Mrsny and his team are addressing this challenge by copying processes found in nature. Some bacteria in the human gut release toxins that can secretly cross the intestine and enter the body without alerting the immune system. By studying how these toxins do this, the team has found a new way for safely delivering medicines.

They showed this approach could work for real-life treatments by delivering the powerful anti-inflammatory protein, interleukin-10, directly to the intestine. This provided a novel way to treat pouchitis. Pouchitis is a painful inflammation affecting ulcerative colitis patients who have had their colon removed and replaced with an internal pouch formed from the end of their small intestine. Around 60% of patients undergoing the procedure will experience reoccurring inflammation, requiring urgent medical treatment.

When delivered by injection, interleukin-10 can reach the intestine to reduce inflammation. However, it also spreads throughout the body, causing harmful side effects like lowering red and white blood cells. When taken orally, using the toxin uptake pathway, interleukin-10 stays in the intestine, avoiding this dangerous side effect to safely benefit pouchitis patients.

The team have also taken inspiration from the gut itself. Scientists have long thought transport proteins on the surface of intestine cells are responsible for absorbing nutrients from our food. Researchers at Harvard University later demonstrated a second pathway. This occurs between neighbouring intestinal cells and can briefly become permeable to absorb incompletely digested nutrients.

Mrsny and his team have identified how this second pathway works. They have designed small agents, called PIPs, that can switch it on. While the toxin entry pathway allows large proteins to cross the intestine, PIPs, to help smaller molecules like those used in treating certain metabolic diseases, pass through. Drugs absorbed by this route pass directly to the liver, the target for treating metabolic diseases, allowing them to work faster and more effectively than injections.

Reducing animal use

Randy’s team begins by studying human conditions, such as how bacterial toxins affect humans and the uptake of nutrients in the gut. They then use in vitro models, cell-based tests, that mimic the human intestine to ask specific questions about how these pathways and mechanisms might be applied to medicines. Some complexities, however, cannot be modelled in a dish, and the team must test their ideas in animal models.
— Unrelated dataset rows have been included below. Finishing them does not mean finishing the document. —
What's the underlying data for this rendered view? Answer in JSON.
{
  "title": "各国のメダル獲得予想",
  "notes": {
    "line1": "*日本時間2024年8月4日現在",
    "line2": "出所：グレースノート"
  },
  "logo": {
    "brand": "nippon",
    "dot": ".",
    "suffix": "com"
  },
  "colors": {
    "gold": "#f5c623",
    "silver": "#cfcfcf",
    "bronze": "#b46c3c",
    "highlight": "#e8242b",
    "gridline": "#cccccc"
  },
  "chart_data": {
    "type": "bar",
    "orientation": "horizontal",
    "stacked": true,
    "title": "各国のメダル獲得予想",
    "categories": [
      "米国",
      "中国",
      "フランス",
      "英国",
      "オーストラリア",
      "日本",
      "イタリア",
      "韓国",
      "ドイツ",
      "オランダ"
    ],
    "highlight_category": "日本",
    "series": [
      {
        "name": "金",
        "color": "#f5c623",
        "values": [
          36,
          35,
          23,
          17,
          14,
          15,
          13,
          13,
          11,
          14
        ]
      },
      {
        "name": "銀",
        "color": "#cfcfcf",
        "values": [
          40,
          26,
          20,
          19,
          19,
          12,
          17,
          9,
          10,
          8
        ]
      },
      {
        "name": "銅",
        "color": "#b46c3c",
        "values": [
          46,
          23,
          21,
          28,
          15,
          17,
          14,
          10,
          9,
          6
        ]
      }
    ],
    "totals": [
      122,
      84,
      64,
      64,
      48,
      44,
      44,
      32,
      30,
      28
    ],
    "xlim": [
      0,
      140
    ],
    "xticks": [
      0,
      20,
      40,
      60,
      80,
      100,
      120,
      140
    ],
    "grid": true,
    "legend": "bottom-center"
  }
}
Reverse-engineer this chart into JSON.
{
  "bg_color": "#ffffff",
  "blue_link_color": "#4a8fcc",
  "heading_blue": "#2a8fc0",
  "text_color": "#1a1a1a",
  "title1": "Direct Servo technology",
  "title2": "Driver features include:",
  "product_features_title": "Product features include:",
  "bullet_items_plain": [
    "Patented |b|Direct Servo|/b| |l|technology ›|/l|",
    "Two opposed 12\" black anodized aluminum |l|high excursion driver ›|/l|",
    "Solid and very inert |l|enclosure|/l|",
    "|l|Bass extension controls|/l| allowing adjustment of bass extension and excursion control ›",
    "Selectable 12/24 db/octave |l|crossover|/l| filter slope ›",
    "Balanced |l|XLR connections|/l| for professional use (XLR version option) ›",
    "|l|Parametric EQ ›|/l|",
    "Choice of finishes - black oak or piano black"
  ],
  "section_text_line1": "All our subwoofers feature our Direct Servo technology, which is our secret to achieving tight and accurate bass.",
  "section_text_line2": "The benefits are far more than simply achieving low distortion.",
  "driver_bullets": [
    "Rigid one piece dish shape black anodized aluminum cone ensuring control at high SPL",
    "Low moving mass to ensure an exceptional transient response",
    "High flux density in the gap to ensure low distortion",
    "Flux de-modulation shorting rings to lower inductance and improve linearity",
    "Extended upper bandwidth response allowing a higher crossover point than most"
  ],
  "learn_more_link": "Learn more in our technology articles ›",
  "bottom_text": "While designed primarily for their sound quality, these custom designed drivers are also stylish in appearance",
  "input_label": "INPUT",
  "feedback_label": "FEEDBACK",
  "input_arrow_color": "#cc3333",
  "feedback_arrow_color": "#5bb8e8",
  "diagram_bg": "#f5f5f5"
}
Once they have identified specific issues that require animal testing, the researchers carry out their experiments in rats. Rats are chosen for this work because of the need to collect repeated blood samples to study how the drug is taken up by the body. Rats have a larger blood volume than mice, so fewer animals can be used to obtain the data. Rats also have a larger intestine than mice, so more material and information can be gained in this way. Limits are in place on how much and how often blood can be collected to reduce the harms to the animal. Just like in humans, there are limits on donating blood to protect their health.

When it comes to using animals in their studies, Randy believes researchers’ approach is changing. “I think there has been a paradigm shift,” he said. “We are seeing more predictive in vitro models that result in an overall reduction of animal use and a refinement of the animal models that are still necessary.”

The future of patient care

While only trialed on a small population, the first example of the toxin pathway being used to deliver interleukin-10 was taken through phase II clinical trials safely and successfully.

Looking to the future, Randy hopes to work with industry collaborators and pharmaceutical companies to run clinical trials using the PIPs. Both approaches have the potential to bring life-changing treatments to people around the world.

“Changing injected drugs to oral dosages will not only change medicine, it will greatly reduce the environmental burden of disposing of millions of needles and syringes every day,” he said.

“We believe pharmaceutical companies will invest more knowing people will take the medicines, and that improved compliance would keep people out of hospitals with more effective treatment before their condition worsens.”